Thursday, July 5, 2007

where I began

The very first piece of writing I remember composing - that I still have a copy of, amazingly! - is a Thanksgiving play I wrote in the 2nd grade.

I LOVED 2nd grade. Loved, loved, loved it. Mrs. Norma Bernsohn, wherever you are - you rocked my world in 2nd grade. We had our own class store to learn math, our own newspaper to learn about writing. We did science experiments and kept mice. We had guest speakers. Went on field trips to amazing places. And were encouraged to create and experiment. (Okay, yeah, I think some of those mice died in one of those experiments. And I will save my rant on the contrast between all that and the current state of public education for another day... or million)

So around Thanksgiving, I wrote a play. Not much going on in it, really. Just pilgrims landing in America and talking about their journey and - weirdly- worrying about how they would wash their clothes after such a long journey so they would be fresh for the upcoming feast with their new Indian pals. (Okay, clearly I had plot issues even then)

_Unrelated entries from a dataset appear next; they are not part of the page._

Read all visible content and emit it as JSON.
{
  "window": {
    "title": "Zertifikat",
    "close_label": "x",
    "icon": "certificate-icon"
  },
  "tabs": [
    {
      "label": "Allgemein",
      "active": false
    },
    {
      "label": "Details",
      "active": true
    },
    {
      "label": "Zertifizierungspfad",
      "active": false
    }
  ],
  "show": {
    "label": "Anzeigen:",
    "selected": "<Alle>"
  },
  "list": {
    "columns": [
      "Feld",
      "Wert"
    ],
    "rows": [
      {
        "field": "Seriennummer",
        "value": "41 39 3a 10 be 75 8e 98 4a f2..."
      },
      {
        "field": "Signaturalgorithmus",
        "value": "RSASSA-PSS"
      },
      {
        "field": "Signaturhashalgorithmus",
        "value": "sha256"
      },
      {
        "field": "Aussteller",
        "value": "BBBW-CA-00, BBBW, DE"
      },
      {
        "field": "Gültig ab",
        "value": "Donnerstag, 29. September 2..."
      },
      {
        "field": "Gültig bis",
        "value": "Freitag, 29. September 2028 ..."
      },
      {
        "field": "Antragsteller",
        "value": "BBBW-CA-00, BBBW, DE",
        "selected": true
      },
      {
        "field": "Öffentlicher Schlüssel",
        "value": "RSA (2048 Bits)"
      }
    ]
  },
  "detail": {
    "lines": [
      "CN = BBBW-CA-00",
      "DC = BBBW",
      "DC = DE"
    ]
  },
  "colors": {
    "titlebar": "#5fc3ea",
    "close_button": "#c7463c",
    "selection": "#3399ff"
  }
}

All girl cast, since I knew I wanted to perform it and I wrote it so I could cast all my best friends at the time and it wasn't until later in the year that I developed my first school girl crush on a guy named Bobby. Mostly boys were pretty icky in those days..

But the point is - I wrote a play. I cast it. We rehearsed. And Mrs. Bernsohn let us perform it. And I thought I was on top of the world. Got my first taste of what it took to write something and present it to an audience.

Been writing ever since in one form or another.

So thanks Mrs. Norma Bernsohn of Brenneman Elementary School in Chicago, Illinois. The journey I'm on now started in your room. I've never stopped loving the process of putting words on paper and making them mean something. Never stopped wanting this to be part of my life.

Til next time...


tbernsohn said...


Norma Bernsohn was our aunt. She died this morning. I don't know if she ever knew of this posting, but I will make sure her families finds out about it. She continued to be a remarkable person throughout her 91 years.

Joy said...

My deepest condolences. Your aunt Norma was truly a wonderful person. What I wrote back in July is still true. She was the most inspiring teacher I ever had, and I suppose that is saying a lot (or perhaps a little about the Chicago Public schools!) since this was, of course, 2nd grade. I was in her room the day John Kennedy was assassinated, so I suppose that's part of it, too. You never forget the people you were with when something so horribly monumental occurs. I do believe I became a teacher because of her, and I know I became a writer in part because of her encouragement. And how weird and wonderful that something I sort of randomly posted about has come to you.

Laurie Fried said...

Norma Bernsohn was my grandmother. She used to bring me in to your second grade to wash my face before kindergarten. I was so humiliated to have my face washed in front of all those second graders.

Now your words have washed my face with tears. Thank you.